I think it is safe to say that I was polishing my poisoned apple ahead of this screening thanks to Mirror Mirror having some of the worst trailers I've seen so far this year and suffering unfavourably in comparison to the "other Snow White film" out later this year, Snow White And The Huntsman.
However it seems i should have listened to my own advice about not judging a film by its trailer, because it appears that someone has managed to achieve the impossible and polished a turd because the final product is much better than I was anticipating.
Performances are good. Julia Roberts is clearly having a ball as the wicked Queen/step mother and Arnie Hammer puts in a (Prince) Charming comic turn as the dashing, but dumb, Alcott.
I should really apologise to Lily Collins because I was quite harsh on her in my review of Abduction last year, but I am now willing to put it down to that just being a really awful movie because she is adorable as Snow White and has excellent chemistry with Hammer and a good rapport with the dwarves (the majority of whom sadly get the chance to make an individual impact).

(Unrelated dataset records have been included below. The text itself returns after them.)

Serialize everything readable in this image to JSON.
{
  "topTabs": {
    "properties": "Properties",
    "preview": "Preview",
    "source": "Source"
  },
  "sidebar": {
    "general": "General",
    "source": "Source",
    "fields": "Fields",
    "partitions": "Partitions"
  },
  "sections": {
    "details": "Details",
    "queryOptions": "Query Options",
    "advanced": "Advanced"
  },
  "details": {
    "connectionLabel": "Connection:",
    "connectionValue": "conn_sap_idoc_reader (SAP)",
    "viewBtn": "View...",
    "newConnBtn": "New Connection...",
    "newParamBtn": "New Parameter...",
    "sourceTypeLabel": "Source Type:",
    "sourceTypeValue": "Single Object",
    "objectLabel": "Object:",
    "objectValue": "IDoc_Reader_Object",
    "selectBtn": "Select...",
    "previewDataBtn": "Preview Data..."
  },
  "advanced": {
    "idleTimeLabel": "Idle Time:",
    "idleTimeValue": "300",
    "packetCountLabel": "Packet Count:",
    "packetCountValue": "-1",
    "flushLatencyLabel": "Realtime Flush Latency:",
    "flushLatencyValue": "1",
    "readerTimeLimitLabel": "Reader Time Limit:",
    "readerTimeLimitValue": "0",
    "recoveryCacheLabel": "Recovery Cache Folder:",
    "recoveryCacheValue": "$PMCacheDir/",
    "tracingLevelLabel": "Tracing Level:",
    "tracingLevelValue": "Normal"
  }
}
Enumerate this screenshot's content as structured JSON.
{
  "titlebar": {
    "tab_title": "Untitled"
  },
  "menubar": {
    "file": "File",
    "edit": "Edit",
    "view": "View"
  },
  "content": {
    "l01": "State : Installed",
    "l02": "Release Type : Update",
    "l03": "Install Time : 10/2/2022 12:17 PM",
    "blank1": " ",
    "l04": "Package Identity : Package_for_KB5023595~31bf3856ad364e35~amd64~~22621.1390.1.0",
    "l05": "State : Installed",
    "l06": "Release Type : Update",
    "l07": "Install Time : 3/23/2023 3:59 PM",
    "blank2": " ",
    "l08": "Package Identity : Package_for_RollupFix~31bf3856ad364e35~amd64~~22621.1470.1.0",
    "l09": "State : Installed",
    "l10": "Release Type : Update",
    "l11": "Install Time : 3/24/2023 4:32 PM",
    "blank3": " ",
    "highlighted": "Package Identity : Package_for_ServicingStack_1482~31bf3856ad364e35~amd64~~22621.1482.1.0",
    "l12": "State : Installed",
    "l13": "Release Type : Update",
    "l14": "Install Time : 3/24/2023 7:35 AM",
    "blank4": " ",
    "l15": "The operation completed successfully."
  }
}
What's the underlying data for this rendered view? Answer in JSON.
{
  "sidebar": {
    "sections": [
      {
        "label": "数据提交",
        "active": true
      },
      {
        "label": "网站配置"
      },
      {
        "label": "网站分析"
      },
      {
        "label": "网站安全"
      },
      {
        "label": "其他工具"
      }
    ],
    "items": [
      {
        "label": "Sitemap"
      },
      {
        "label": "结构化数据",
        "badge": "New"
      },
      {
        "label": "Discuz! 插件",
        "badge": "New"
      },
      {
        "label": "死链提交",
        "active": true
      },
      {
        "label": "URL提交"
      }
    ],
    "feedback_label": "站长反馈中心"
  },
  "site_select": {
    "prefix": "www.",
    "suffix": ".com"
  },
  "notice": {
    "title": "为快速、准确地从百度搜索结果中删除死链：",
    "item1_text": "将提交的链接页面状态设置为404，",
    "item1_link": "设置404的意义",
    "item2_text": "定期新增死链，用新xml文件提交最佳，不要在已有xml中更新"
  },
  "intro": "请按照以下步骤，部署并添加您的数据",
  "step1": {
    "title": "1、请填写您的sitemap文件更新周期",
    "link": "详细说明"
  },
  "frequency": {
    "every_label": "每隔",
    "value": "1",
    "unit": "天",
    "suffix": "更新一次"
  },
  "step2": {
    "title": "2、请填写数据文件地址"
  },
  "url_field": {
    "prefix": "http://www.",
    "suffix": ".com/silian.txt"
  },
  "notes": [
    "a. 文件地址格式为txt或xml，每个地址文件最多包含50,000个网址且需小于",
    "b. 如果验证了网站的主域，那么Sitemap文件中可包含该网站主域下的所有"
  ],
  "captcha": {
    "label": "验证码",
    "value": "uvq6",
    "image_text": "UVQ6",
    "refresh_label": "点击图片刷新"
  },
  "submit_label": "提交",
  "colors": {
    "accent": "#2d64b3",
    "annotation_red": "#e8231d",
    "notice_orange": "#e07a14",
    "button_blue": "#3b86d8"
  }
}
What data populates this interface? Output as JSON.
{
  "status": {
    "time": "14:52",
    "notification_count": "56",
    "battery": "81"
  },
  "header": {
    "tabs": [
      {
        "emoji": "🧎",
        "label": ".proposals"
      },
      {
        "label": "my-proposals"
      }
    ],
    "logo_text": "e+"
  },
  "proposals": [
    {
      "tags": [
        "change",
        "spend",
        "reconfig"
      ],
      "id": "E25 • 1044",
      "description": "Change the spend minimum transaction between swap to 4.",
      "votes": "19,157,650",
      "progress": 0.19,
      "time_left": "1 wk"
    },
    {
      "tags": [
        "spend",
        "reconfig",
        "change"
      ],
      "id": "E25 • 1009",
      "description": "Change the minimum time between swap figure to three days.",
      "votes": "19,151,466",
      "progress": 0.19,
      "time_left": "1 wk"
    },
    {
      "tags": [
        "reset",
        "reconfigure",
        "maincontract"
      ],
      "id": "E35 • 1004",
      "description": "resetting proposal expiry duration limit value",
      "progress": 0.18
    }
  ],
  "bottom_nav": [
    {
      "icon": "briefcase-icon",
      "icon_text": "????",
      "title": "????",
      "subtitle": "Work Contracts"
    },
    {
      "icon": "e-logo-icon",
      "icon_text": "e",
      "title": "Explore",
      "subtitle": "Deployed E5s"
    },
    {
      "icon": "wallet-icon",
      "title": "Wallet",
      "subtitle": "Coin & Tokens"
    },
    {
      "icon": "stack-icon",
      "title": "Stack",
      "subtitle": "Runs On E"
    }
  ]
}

It wasn't until reviews for the film started coming out that I realised she was the daughter of one of Patrick Bateman's favourite artists, Phil Collins. She is easily the best thing that he has produced in years.
Although she still has one of the most prominent and distracting set of eyebrows in Hollywood!
Tonally it it still a little unsure of itself, flitting between Shrek-style fairytale parody and full-on pantomime, but it is fair to say, as with all Tarsem Singh films (Immortals, The Cell, The Fall) that Mirror Mirror is definitely a case of style over substance but it is hard to resist its charms when it is styled as well as this.
Julia Roberts has more costume changes than a Lady Gaga concert and the Queen's Animal Ball features outfits like Snow White's swan dress that would be Bjork's Oscar night wet dream.
The late Eiko Ishioka, Singh's regular costume designer, sadly died before seeing the finished film but I truly believe that a posthumous Oscar nomination is on the cards for what is undeniably the most extravagantly and opulently dressed film of the year and deserving of 5 stars on their own.